1 Sm 3:3b-10, 19
1 Cor 6:13c-15a, 17-20
Each of us is called by God, but how do we know that what we hear is God? Discerning the call of God can be difficult. God called Samuel, but Samuel did not realize that what he heard was God calling. Samuel, however had Eli to help him. Eli understood that the call Samuel heard was from God. Samuel responded when he knew the call was from God. In the Gospel reading two followers of John the Baptizer are told outright that Jesus is the Lamb of God, so they follow him. Andrew, one of these two who followed Jesus finds his brother Simon to tell him that they have found the Christ.
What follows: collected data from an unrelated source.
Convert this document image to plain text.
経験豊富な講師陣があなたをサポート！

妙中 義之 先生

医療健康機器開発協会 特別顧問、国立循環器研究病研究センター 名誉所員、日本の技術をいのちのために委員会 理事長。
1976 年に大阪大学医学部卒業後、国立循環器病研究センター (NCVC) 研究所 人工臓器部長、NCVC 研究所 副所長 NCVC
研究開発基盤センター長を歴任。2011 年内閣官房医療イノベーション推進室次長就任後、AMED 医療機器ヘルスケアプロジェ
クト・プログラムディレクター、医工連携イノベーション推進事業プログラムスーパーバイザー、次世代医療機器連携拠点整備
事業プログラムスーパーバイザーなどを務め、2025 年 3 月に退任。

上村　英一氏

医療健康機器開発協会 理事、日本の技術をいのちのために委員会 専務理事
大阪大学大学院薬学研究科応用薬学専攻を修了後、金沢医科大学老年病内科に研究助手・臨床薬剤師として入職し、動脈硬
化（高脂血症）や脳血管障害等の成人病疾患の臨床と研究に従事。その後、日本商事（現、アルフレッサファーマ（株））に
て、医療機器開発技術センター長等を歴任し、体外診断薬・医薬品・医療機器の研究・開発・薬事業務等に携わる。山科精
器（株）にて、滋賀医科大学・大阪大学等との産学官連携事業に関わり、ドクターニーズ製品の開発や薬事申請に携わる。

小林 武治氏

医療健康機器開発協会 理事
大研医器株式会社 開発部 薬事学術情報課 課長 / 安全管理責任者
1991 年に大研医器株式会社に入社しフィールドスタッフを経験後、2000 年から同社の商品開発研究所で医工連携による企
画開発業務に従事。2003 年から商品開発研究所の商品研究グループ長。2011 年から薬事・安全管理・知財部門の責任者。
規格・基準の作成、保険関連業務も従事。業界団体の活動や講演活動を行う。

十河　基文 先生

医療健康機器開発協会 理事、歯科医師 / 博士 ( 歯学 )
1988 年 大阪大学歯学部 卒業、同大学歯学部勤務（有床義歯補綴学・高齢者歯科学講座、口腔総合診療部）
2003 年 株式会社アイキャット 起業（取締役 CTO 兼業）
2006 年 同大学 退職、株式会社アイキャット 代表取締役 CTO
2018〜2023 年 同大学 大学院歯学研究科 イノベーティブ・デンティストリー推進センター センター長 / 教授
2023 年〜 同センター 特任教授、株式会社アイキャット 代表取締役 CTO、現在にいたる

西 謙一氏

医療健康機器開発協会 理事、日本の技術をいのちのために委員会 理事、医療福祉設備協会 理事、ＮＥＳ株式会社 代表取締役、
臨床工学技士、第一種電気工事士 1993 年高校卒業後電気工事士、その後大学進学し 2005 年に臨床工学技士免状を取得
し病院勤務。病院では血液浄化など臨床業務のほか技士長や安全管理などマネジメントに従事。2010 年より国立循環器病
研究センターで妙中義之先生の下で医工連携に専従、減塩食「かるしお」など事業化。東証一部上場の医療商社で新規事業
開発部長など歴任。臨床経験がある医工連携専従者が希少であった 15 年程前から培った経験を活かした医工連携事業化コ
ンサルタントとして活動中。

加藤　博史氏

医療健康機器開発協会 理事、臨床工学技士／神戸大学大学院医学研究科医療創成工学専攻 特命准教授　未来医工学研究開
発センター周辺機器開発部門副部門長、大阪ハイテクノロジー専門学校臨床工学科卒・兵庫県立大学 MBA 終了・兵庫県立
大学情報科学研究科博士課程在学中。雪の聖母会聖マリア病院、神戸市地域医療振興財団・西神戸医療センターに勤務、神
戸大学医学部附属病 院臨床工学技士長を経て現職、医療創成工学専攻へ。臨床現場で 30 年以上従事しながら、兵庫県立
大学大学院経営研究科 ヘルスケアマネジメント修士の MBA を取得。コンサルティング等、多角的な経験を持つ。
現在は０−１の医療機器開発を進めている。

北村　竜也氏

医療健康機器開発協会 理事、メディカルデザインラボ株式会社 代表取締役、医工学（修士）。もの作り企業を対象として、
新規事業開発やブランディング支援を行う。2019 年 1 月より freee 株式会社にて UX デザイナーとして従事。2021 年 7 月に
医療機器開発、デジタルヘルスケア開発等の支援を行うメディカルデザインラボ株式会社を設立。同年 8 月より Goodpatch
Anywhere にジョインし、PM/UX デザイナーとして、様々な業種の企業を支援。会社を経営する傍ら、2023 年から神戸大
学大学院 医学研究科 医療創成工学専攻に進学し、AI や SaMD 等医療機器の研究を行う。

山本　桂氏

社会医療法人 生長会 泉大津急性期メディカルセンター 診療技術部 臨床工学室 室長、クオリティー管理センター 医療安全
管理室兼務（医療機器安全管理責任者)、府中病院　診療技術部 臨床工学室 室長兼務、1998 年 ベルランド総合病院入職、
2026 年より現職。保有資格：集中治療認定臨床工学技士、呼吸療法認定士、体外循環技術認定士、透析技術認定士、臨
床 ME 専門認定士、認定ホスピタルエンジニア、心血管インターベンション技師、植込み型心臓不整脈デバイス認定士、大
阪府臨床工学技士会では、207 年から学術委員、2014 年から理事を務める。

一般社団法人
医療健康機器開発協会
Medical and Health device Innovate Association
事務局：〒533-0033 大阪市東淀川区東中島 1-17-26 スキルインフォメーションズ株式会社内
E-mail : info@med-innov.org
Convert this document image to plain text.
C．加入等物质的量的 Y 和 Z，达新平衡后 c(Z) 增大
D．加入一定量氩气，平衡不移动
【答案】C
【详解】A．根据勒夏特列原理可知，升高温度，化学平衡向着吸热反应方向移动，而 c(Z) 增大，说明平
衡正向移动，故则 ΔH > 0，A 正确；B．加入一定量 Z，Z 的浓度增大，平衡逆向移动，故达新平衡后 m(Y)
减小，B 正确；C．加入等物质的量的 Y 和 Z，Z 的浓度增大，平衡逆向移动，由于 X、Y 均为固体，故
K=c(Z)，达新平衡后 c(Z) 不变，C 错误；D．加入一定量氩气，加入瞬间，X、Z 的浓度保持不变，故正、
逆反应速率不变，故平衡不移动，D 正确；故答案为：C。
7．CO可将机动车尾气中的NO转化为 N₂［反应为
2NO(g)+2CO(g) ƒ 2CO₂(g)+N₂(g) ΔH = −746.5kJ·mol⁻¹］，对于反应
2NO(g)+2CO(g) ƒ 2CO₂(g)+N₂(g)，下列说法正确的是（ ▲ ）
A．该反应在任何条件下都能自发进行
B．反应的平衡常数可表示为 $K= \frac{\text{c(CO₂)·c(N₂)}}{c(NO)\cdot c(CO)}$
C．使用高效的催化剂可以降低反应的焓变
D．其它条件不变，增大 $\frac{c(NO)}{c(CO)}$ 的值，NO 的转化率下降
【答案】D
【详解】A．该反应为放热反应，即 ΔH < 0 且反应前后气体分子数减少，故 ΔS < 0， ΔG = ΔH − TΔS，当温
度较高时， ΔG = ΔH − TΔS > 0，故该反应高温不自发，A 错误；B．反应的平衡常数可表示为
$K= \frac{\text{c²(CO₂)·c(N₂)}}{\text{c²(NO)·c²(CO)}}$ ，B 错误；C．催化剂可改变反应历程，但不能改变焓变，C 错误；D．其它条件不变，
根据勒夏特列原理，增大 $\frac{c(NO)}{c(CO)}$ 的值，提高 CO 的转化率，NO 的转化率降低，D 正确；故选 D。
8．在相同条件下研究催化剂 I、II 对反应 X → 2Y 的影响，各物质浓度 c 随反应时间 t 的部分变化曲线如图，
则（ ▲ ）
They brought Simon to Jesus, who calls him directly, renaming him Cephas, Peter. There was no question about the call these people heard. Samuel had Eli to assist him, to tell him his call was from God. The followers of John the Baptizer are told by John that Jesus is the Messiah. Simon is called by Jesus himself, face to face. We, on the other hand, don’t seem to have quite so good. We probably don’t have an Eli around to assist us. We’re not likely to have a face to face encounter with Christ. We have to discern if what we think is a call is actually from God. Is the call a call toward selflessness, or selfishness? Selflessness is from God, selfishness is from us. Is the call a call to service, service to the people of God? If so it may indeed be a call from God. Is the call a call to right wrongs, to act justly? If so that call may indeed be from God. God calls us to pour ourselves out, to give ourselves to God, to give ourselves to the service of God’s people. This is what each of us, as followers of Jesus Christ are asked to do, to pour ourselves out, just as Samuel did, just as Andrew did, just as Peter did, just as the Christ did. We pour ourselves out in following God’s call, emptying ourselves, only to find the emptiness filled with God’s love and grace.